Une crise de liquidité menace nombre d’entreprises qui doivent faire face à l’arrêt ou à la baisse drastique de leur activité. Quelles actions concrètes mettre en place pour réduire les tensions de trésorerie ? Tour d’horizon de pistes à explorer.

Tout commence par l’élaboration et le suivi de tableaux de bord

Le cash est le nerf de la guerre. Son pilotage avec précision et anticipation est vital, a fortiori en période de crise. Il est capital d’avoir une vision des besoins de trésorerie bruts. Vous pourrez ainsi anticiper les ruptures de cash à venir et prendre les mesures adéquates.

 

Commencez par un plan de trésorerie hebdomadaire couvrant un horizon allant jusqu’à 13 semaines. Prévoyez différents scénarios (optimiste, normal, pessimiste) afin de parer à toutes les éventualités. Actualisez vos prévisions de manière quotidienne. Les écarts entre les prévisions et le réel doivent être analysés. En parallèle, des projections de trésorerie à plus long terme, à 12 ou 18 mois par exemple, sont également indispensables. L’actualisation est alors mensuelle. Les enseignements tirés sont nécessaires pour ajuster les investissements, prévoir un besoin de financement global de l’entreprise et donner de la visibilité aux partenaires de l’entreprise.

 

-> Si besoin, vous pouvez télécharger le modèle de plan de trésorerie en format Excel de BPIFrance.

 

 

 

Activer les dispositifs d'urgence à votre disposition

Si ce n’est déjà fait, n’hésitez pas à solliciter les différents dispositifs mis en place par le gouvernement ou votre banque pour soulager les entreprises, dont :

 

- Recours au chômage partiel. Au 1er juin, la prise en charge financière de l’État va diminuer (excepté pour les entreprises qui ne peuvent reprendre leur activité en raison des mesures d’urgence sanitaire). Le reste à charge devra être réglé par l’entreprise. En outre, en vertu de l’ordonnance n° 2020-460 du 22 avril 2020, les entreprises peuvent placer en activité partielle des salariés de façon individualisée.

 

Ce dispositif n’est pas à solliciter à la légère : les contrôles s’intensifient.

 

- Étalement, report, voire remise ou remboursement des impôts directs (impôt sur les sociétés, taxe sur les salaires, CFE, CVAE).

- Remboursement accéléré des crédits d'impôt restituables en 2020, sans attendre le dépôt de la déclaration de résultat (liasse fiscale), dont l’échéance a été décalée au 30 juin. Voir la procédure en p. 4 de ce guide du gouvernement.

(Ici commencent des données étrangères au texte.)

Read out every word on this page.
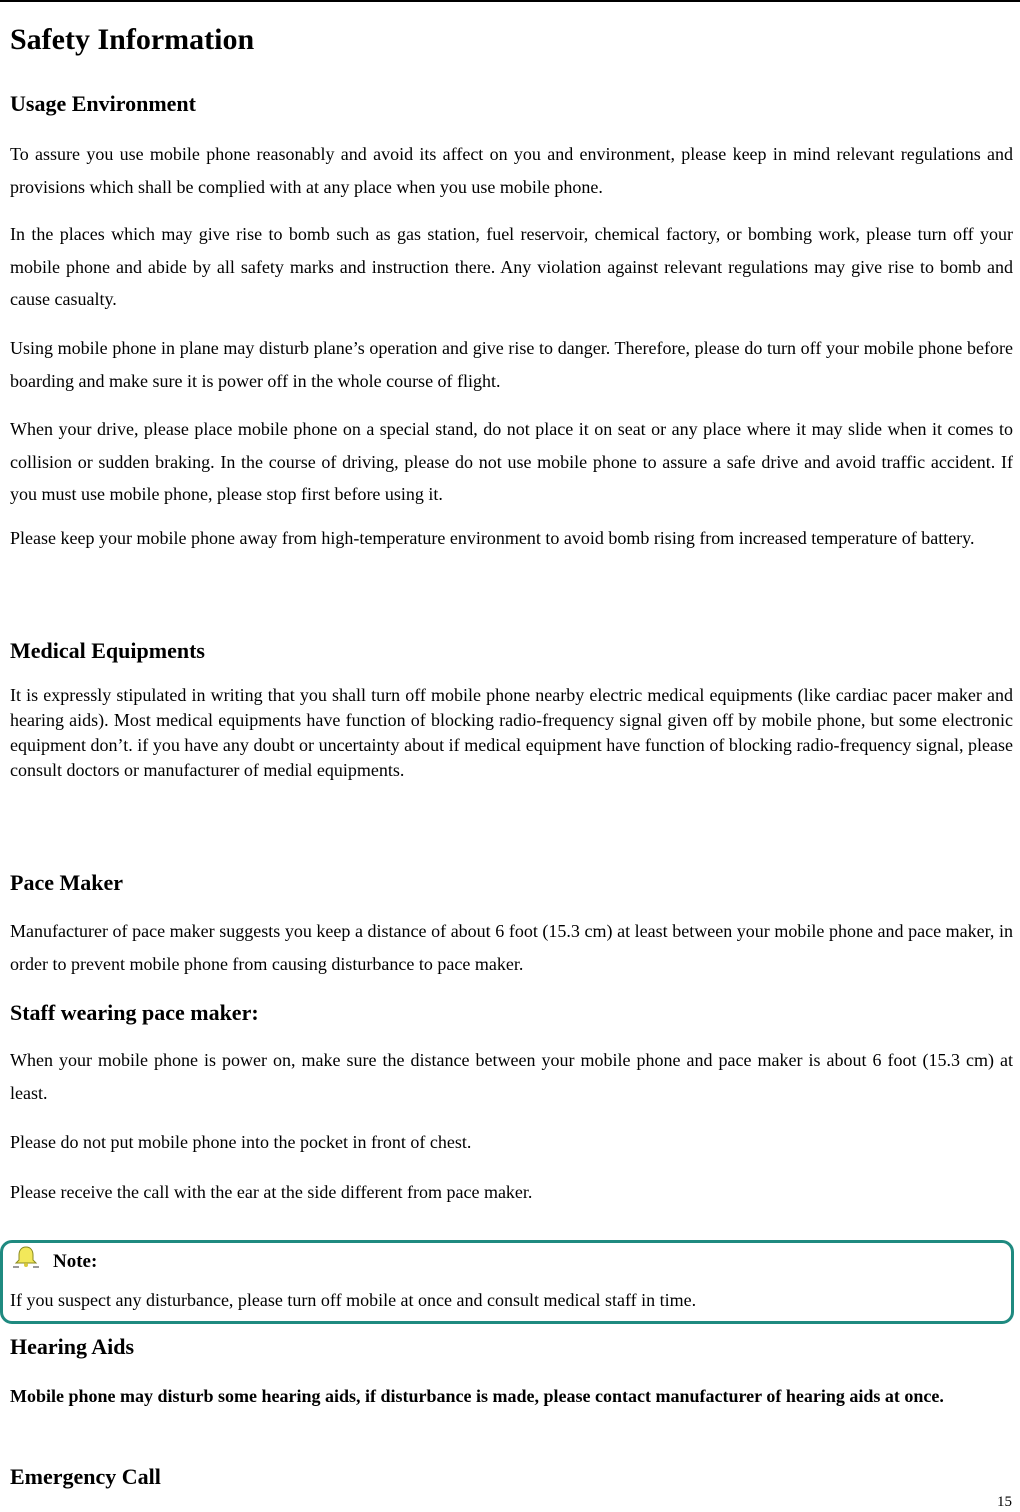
Safety Information
Usage Environment

To assure you use mobile phone reasonably and avoid its affect on you and environment, please keep in mind relevant regulations and provisions which shall be complied with at any place when you use mobile phone.

In the places which may give rise to bomb such as gas station, fuel reservoir, chemical factory, or bombing work, please turn off your mobile phone and abide by all safety marks and instruction there. Any violation against relevant regulations may give rise to bomb and cause casualty.

Using mobile phone in plane may disturb plane’s operation and give rise to danger. Therefore, please do turn off your mobile phone before boarding and make sure it is power off in the whole course of flight.

When your drive, please place mobile phone on a special stand, do not place it on seat or any place where it may slide when it comes to collision or sudden braking. In the course of driving, please do not use mobile phone to assure a safe drive and avoid traffic accident. If you must use mobile phone, please stop first before using it.

Please keep your mobile phone away from high-temperature environment to avoid bomb rising from increased temperature of battery.

Medical Equipments

It is expressly stipulated in writing that you shall turn off mobile phone nearby electric medical equipments (like cardiac pacer maker and hearing aids). Most medical equipments have function of blocking radio-frequency signal given off by mobile phone, but some electronic equipment don’t. if you have any doubt or uncertainty about if medical equipment have function of blocking radio-frequency signal, please consult doctors or manufacturer of medial equipments.

Pace Maker

Manufacturer of pace maker suggests you keep a distance of about 6 foot (15.3 cm) at least between your mobile phone and pace maker, in order to prevent mobile phone from causing disturbance to pace maker.

Staff wearing pace maker:

When your mobile phone is power on, make sure the distance between your mobile phone and pace maker is about 6 foot (15.3 cm) at least.

Please do not put mobile phone into the pocket in front of chest.

Please receive the call with the ear at the side different from pace maker.

Note:

If you suspect any disturbance, please turn off mobile at once and consult medical staff in time.

Hearing Aids

Mobile phone may disturb some hearing aids, if disturbance is made, please contact manufacturer of hearing aids at once.

Emergency Call
15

- Prêt garanti par l’État (PGE) : il s’agit d’un prêt avec un taux d’intérêt de 0,25% pour les entreprises ayant un chiffre d’affaires jusqu’à 50 M€ et de 0,50% au-delà. Il ne nécessite aucun remboursement la première année, et sera amortissable, si l’entreprise le souhaite, sur une période d’un à cinq ans.

- Rééchelonnement de vos crédits bancaires.

 

Enfin, un plan de soutien spécifique pour les entreprises exportatrices a été mis en place.

 

-> Échangez avec votre chargé d’affaires ou votre chargé d’affaires Commerce International qui peuvent vous conseiller et vous orienter sur les différentes aides de l’État.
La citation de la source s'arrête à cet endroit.